Manche Diskussionen sind wie Unkraut: Sie kehren immer wieder zurück. So nun auch die Killerspieldebatte. Nach dem antisemitisch motivierten Anschlag auf eine Synagoge in Halle und dem Mord an zwei Menschen forderte Innenminister Horst Seehofer am Wochenende in der ARD-Sendung Bericht aus Berlin, man müsse nach der Tat "die Gamerszene stärker in den Blick nehmen". "Das Problem ist sehr hoch", sagte er. "Viele von den Tätern oder den potenziellen Tätern kommen aus der Gamerszene. Manche nehmen sich Simulationen geradezu zum Vorbild."

Die Kritik ließ nicht lange auf sich warten. "Nach #Halle stellte ich mir vor: Bundesweite Razzien in der Neonazi-Szene, Vollstreckung ausstehender Haftbefehle, konsequente Verfolgung von Hate-Speech, also Realisierung des Rechtsstaates. In Realität: Wir reden über die #Gamerszene", schreibt eine Nutzerin auf Twitter. Eine andere spottet: "Minecraft hat mich radikalisiert. Ich renne durch die Gegend und pflanze quadratische Blöcke in die Gärten meiner Nachbarn."

Beide Reflexe sind so erwartbar wie unterkomplex. Ja, der Täter Stephan B. streamte den Anschlag live auf der Gaming-Plattform Twitch. Ja, er filmte sich aus einer Perspektive, die an einen Ego-Shooter erinnert. Ja, er hatte in seinen Schriften, die er Manifest nennt, eine abscheuliche Achievement-Liste mit Vorhaben erstellt, die man auch aus Computerspielen kennt. Und ja, man darf sich nicht gleich der Diskussion darüber verschließen, dass auch rechtsradikale Gruppen Games für ihre Zwecke nutzen. Computerspiele seien für Rechtsextreme als Rekrutierungswerkzeug nicht uninteressant, betonte etwa auch der Games-Experte Christian Schiffer, Chefredakteur des Games-Magazins WASD, im Deutschlandfunk.

Wir müssen die Autofahrer in den Blick nehmen!
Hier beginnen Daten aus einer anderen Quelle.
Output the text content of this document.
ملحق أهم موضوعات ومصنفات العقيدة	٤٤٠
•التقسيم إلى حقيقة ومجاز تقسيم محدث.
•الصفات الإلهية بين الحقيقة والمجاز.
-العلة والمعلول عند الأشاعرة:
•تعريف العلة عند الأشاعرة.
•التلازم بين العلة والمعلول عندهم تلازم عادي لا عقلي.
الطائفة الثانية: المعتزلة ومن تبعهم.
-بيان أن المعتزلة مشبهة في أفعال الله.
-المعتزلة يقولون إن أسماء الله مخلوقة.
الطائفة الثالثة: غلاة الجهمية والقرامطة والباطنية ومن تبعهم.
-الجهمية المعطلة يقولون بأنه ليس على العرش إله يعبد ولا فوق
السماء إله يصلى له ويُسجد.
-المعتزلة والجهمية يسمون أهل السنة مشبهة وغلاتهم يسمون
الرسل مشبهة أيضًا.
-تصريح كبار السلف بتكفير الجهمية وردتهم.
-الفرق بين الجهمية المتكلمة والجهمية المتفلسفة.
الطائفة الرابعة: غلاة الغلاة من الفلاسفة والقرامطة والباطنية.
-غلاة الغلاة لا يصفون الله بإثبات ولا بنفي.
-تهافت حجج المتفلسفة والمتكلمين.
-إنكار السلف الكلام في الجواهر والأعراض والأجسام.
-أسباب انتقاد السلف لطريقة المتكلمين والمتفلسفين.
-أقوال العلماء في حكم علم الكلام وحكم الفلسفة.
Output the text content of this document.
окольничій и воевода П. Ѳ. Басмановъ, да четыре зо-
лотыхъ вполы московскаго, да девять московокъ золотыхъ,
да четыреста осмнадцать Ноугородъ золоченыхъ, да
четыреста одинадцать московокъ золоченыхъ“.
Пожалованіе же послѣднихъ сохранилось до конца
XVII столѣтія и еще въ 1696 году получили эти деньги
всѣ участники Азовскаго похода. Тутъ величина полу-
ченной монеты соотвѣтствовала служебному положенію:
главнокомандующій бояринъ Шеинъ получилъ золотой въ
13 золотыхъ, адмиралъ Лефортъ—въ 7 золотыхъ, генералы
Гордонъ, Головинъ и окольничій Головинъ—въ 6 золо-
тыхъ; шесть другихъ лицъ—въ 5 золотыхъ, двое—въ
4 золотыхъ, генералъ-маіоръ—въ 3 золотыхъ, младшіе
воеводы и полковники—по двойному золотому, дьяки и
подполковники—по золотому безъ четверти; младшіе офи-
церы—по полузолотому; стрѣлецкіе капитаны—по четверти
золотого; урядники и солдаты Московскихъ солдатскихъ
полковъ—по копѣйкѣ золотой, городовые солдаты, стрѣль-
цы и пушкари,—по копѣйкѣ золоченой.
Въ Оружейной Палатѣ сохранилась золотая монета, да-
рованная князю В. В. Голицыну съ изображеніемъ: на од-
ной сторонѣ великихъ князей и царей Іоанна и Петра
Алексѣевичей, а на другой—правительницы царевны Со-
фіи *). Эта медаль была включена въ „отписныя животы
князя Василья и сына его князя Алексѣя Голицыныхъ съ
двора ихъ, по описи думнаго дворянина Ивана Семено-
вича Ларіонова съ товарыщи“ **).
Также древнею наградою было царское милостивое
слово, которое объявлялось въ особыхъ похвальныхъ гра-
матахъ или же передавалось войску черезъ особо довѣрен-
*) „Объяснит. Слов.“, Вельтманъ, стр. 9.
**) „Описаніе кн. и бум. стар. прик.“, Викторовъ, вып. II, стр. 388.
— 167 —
Doch deswegen gleich alle, die Computerspiele spielen, unter Generalverdacht stellen und sie mit mörderischen Terroristen gleichsetzen? Das ist Unsinn. Schon 2015 stellte der Psychologe Christopher Ferguson in einer umfassenden Metaanalyse fest, dass Videospiele die Psyche oder das Aggressionspotenzial höchstens minimal beeinflussen (Perspectives on psychological science: Ferguson, 2015). Argumentiert man so wie Seehofer, könnte man auch sagen: Viele Terroristen fahren Autos, deswegen muss man die Szene der Autofahrer in den Blick nehmen. Man kann es nicht oft genug schreiben: Korrelation ist nicht Kausalität.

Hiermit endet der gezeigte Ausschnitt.